Did I Win The Lottery?
Janine
Reasons to feel unlucky: I’m childless, have hidden disabilities, recurring disabilities, chronic illness,, and a few months ago lost my mother to a slew of terminal diseases, which the cancer won.
Reasons to feel lucky:
Well. This is going to take more than a list.
Let’s start with the obvious. I’m in a long marriage to someone who is simultaneously my best friend, support worker, silent business partner, great company, and yet somehow the most frustrating person I’ve ever met. I have a cat. I won’t bother explaining the obvious benefits there. It’s a cat. They’re just terrific, and don’t At me with your disagreements.
And then there’s this. We talk a lot these days about the 1%. Don’t worry, I’m not about to reveal that I’m one of them. If only! But I can reveal that I’m still one of the richest people in the world. That is I’m one of the people that have a roof over their head, a safe bed to sleep in at night, fresh clean drinking water, a basic education that left me able to read, write, and do basic math, access to emergency health care (by which I mean alcohol to clean out a wound and a bandage to keep bacteria out), the right to free speech, access to the internet, and both hot and cold water that comes out of a tap right in the house. That’s it. That’s all it takes to be one of the wealthiest people in the world, because most of the population of the globe doesn’t have access to all of those facilities at the same time. They might have a safe bed, but not safe drinking water. They might have both bed and water, but no basic education. For the vast majority of people it’s an uphill struggle to be educated, fed, watered, and sleep safely.
We’re trained from a young age in regions that have all these desirable aspects of life, to see them as mundane, as workaday. Yet many of them are nothing short of ongoing miracles we take for granted.
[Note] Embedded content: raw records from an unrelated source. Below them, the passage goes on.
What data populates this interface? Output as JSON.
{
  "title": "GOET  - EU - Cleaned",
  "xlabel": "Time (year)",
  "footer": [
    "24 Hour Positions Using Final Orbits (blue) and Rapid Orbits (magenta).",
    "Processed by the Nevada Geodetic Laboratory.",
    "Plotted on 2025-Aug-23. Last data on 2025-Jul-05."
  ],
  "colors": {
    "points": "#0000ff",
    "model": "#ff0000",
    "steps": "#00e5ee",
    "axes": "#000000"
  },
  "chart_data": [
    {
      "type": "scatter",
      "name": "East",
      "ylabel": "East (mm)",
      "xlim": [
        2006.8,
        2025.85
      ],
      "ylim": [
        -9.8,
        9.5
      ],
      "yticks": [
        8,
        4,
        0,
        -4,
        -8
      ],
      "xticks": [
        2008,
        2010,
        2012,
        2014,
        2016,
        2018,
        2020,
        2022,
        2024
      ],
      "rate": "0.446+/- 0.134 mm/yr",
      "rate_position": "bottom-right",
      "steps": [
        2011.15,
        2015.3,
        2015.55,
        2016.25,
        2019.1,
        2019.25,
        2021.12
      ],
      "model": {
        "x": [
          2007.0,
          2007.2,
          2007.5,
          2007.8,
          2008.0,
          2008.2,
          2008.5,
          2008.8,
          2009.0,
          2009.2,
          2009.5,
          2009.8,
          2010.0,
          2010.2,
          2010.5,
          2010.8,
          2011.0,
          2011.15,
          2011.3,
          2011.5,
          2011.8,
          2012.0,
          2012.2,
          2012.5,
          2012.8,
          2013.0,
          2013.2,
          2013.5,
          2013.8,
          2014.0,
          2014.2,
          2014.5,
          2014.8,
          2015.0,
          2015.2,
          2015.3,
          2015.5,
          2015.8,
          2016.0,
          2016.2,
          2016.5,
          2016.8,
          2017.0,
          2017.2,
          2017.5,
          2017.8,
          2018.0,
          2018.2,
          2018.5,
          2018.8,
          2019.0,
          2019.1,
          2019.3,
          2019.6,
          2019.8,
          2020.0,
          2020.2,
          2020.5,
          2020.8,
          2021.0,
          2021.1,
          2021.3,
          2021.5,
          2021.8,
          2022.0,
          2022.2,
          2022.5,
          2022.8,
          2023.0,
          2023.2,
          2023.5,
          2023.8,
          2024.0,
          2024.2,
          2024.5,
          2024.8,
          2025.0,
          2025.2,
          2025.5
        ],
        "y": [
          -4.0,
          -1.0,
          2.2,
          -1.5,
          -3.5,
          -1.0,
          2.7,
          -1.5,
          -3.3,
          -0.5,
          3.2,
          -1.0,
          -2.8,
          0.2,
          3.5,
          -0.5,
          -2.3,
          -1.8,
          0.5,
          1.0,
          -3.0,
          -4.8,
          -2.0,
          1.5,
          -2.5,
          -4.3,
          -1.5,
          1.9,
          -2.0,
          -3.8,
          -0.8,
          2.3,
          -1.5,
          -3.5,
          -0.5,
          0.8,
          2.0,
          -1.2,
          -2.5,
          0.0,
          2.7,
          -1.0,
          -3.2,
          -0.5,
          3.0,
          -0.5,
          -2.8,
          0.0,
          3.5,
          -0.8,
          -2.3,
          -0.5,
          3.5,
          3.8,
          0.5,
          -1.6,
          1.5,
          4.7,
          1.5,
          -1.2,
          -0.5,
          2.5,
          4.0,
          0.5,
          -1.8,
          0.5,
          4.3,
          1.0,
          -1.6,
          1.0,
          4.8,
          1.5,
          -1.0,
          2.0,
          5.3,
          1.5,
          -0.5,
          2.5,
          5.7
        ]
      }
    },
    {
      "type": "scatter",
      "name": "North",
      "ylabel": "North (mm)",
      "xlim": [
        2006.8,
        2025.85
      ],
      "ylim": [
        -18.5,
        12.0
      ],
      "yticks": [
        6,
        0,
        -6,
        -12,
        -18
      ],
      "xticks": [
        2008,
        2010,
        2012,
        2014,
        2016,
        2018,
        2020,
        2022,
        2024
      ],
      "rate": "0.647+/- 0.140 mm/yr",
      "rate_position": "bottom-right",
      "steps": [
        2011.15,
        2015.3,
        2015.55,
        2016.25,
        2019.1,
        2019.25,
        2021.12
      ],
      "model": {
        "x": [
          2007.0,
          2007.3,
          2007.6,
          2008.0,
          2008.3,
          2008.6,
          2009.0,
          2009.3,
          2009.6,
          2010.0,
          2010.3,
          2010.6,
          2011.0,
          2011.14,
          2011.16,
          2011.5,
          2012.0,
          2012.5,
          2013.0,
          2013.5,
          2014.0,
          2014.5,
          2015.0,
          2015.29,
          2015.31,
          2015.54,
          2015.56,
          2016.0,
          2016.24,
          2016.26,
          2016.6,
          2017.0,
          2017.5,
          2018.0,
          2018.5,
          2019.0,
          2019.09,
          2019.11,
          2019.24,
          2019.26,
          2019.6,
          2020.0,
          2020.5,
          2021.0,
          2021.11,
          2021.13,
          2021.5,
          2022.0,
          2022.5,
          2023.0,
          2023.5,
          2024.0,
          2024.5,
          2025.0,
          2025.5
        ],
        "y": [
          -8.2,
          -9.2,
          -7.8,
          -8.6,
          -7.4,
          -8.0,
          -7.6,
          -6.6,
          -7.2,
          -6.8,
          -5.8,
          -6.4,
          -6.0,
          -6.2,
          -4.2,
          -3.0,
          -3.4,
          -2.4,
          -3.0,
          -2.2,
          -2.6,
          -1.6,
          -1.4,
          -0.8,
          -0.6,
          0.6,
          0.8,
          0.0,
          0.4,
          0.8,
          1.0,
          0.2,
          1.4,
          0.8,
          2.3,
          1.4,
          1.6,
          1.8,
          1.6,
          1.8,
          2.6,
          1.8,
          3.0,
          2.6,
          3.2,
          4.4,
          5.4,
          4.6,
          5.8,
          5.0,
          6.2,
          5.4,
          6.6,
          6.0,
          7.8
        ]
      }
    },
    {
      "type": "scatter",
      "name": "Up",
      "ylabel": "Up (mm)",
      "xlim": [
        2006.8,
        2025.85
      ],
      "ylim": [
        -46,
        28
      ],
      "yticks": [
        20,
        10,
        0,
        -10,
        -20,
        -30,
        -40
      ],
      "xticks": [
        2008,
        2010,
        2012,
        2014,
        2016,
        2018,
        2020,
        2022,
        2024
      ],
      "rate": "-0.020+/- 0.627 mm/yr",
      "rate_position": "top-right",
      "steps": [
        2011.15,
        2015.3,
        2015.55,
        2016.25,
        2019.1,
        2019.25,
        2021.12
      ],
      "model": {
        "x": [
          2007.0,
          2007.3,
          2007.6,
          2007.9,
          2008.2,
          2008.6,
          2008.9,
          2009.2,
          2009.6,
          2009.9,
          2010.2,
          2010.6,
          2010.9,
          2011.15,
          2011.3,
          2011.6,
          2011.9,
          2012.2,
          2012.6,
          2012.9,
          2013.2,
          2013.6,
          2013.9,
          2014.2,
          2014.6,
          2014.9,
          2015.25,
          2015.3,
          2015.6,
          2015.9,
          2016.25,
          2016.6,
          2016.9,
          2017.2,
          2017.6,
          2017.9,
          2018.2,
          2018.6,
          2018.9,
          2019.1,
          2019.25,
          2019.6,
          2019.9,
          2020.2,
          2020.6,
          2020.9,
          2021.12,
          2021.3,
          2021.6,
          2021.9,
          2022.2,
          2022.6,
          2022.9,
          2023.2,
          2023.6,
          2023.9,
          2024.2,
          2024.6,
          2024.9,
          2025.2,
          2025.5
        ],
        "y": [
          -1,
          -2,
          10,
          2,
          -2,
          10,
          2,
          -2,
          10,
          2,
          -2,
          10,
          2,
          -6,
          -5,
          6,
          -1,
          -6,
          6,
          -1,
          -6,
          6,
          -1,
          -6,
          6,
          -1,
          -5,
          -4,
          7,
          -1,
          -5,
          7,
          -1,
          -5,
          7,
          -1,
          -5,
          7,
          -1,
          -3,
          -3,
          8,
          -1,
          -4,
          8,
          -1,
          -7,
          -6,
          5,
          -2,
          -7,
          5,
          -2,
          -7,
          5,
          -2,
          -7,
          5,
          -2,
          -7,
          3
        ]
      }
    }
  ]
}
We’re so busy envying people like Madonna, who can drop $12,000 on a handbag without noticing, or Jeff Bezos who owns, well, everything, that we fail to notice the stupendous queue snaking behind us, any one of whom would cheerfully gnaw off their left arm to get a shot at the lives we complain about.
Each time I get into bed at night, I have a quick think about the aspects of my life I’m most grateful for. Often it’s those very simple requirements, bed, water, healthcare, that make the top of the list. Sometimes I remember to be grateful for my cat, and if I’m not too tired, my other half.
And while I might have missed out on marvelling at little baby toes, being astonished at how fast kids grow, and being able to compete with mothers over how well I dressed to drop the children off at school and how good their exam results were, I also missed out on potty training, meetings with teachers because they hadn’t done their homework, the belligerent teenage years (I do not feel I’m missing out there at all), or the now almost inevitability of having them live with me until they’re almost 30 because zero hour jobs don’t pay enough to cover rent and food at the same time.
So do I feel lucky? Yes. Yes I do. There will always be the days when my bones ache with the children-shaped hole in my life, but that’s lessening as time goes on, as all loss does, as all grief over a life lurched in a radically different direction without consent will do. On the occasions I forget and walk back into the mud-filled emotion I know it won’t last long because I’m not living there. I want to live in the lucky life, the one I was given without my even knowing. And I can, because I have a roof over my head, a safe bed to sleep in, hot and cold running water, and fresh clean drinking water.
Life’s a lottery, and I might not have won a mega-millions draw, but I did win the equivalent of a few hundred on a scratch card, and I’m more than ok with that. Because I do feel very lucky indeed.